Almanaque de Bristol

Cuando se acercaba diciembre, San Marcos, Carazo, despertaba de su letargo.  Como si un príncipe azul descendiera de su brioso corcel para besar a la bella durmiente, el olor de los cafetales de repente traía la vida al pueblo.  El aire frío que se colaba desde las quebradas era el preludio de un dinamismo inusitado.  La botica de mi abuelo entraba en ebullición, tanto por los pedidos que comenzaban a entrar para hacer frente al incremento de la demanda que se avecinaba, como por los arreglos para cubrir la atención de la época.   

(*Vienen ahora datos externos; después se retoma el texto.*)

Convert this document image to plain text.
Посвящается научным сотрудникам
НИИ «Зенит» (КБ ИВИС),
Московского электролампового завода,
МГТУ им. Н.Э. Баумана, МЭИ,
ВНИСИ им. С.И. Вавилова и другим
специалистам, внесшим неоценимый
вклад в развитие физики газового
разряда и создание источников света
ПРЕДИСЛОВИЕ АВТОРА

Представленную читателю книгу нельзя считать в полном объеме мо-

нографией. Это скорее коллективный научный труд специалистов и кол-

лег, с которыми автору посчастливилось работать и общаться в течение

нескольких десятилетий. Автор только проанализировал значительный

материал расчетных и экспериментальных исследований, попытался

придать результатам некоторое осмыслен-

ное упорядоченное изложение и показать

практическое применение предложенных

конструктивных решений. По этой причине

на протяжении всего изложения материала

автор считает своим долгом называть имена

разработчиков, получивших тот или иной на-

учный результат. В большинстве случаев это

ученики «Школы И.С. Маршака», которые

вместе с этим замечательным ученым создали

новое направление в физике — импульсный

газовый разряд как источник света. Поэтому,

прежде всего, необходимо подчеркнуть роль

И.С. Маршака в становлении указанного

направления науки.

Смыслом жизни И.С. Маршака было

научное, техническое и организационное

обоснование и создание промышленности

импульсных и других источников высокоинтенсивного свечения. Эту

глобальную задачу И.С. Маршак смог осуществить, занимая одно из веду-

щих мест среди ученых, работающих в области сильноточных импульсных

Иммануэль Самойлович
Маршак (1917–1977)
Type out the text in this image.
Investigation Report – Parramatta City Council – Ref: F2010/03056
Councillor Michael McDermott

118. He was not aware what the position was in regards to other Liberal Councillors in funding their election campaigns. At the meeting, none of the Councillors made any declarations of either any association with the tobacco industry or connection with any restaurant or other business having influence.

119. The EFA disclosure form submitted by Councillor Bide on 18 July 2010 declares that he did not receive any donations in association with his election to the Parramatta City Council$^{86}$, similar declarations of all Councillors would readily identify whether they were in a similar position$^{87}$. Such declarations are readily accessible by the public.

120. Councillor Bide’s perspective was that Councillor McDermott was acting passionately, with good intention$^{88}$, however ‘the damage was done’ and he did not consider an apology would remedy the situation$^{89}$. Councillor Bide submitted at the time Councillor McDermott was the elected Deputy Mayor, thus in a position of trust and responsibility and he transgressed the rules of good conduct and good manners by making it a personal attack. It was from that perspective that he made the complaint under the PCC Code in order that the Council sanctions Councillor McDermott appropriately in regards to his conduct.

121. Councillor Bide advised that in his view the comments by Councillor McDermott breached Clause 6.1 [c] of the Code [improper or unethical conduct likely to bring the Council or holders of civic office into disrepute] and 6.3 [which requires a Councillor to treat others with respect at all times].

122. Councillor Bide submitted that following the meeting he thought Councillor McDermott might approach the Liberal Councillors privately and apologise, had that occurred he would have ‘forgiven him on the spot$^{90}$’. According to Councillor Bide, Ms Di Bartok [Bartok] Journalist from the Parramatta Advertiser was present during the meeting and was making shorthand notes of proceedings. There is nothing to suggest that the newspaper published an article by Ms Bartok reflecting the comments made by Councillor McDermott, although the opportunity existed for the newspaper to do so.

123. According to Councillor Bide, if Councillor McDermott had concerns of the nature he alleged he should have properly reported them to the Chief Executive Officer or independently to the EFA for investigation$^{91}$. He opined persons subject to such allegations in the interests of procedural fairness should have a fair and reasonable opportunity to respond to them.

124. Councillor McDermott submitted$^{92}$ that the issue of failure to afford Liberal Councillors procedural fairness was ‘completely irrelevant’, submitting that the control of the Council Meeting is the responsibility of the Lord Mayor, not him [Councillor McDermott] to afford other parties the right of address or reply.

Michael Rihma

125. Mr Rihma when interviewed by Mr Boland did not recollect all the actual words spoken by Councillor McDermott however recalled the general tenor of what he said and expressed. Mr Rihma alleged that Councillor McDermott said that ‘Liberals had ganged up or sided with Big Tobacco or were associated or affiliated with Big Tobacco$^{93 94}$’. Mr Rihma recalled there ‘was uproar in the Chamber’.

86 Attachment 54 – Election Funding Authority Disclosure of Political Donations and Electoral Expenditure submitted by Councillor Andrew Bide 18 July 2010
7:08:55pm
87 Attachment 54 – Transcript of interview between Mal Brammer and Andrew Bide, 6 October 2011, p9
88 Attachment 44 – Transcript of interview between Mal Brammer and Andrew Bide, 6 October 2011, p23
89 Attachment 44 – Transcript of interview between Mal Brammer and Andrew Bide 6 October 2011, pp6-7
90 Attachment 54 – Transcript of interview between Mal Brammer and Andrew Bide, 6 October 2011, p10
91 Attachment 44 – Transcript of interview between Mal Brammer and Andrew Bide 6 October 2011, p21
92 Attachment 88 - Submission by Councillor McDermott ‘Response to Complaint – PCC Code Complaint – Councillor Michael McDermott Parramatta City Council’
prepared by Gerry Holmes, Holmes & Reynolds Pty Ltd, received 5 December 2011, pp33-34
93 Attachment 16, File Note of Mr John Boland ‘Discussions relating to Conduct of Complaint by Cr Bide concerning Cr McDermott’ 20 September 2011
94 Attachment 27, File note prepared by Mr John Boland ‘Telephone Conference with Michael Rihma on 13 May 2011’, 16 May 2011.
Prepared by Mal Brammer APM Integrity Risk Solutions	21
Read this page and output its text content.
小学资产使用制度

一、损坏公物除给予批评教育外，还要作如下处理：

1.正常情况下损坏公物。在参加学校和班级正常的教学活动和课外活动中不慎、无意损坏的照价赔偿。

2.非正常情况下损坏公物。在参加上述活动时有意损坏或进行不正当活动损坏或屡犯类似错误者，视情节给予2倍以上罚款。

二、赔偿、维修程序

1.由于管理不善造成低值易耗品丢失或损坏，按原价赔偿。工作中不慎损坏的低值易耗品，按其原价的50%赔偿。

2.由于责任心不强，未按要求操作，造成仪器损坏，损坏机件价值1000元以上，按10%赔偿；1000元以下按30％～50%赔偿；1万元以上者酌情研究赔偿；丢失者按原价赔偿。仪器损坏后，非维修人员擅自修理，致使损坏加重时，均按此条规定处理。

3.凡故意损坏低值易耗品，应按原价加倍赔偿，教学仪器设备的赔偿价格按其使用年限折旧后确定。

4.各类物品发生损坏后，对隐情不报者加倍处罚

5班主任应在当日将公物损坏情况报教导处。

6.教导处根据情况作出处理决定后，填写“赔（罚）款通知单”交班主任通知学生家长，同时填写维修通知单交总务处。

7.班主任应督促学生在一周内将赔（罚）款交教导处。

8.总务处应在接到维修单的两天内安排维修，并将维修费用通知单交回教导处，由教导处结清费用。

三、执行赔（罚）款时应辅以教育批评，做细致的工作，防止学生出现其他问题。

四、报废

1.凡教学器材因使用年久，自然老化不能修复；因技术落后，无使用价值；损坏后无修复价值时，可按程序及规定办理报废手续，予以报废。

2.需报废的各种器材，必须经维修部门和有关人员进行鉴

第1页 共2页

El corte de café provocaba un movimiento singular y debido a que en esos tiempos -los años cincuenta- San Marcos era el eje comercial de la región que abarcaba ese municipio más el de La Concepción, el pueblo experimentaba un auge comercial sin igual.  A partir del momento de los primeros pagos a los cortadores comenzaba el peregrinar de familias enteras que buscaban como gastar su salario en víveres, ropa, medicinas y demás enseres.  

De todos los pedidos que llegaban a la botica: vaselina simple para fabricar brillantina, especias, aceites esenciales, extractos, espíritus, sales, tinturas, elíxires, tónicos, píldoras diminutas, fragancias y todo lo que uno se puede imaginar, nada levantaba tanta expectativa como la llegada de un paquete grande, envuelto en papel kraft y debidamente embalado.  Desde que los Transportes Reyes se estacionaban frente a la Botica La Capitalina y el encargado del camión bajaba a hacer formal entrega del paquete, comenzaba la expectación en todo el pueblo.  Era el equivalente al lanzamiento del i Phone o del último libro de Harry Potter.   Mi abuelo, como si practicara un rito milenario, con toda la paciencia del mundo, comenzaba la apertura del paquete y cuando completaba la tarea, tomaba un ejemplar de un cuadernillo color naranja encendido y como una muestra de consideración y deferencia, se lo llevaba a mi abuela.  Ella con gran emoción comenzaba a hojearlo y a disfrutar, no tanto el contenido, sino el hecho de ser la primera persona en el pueblo en tener el Pintoresco Almanaque de Bristol.  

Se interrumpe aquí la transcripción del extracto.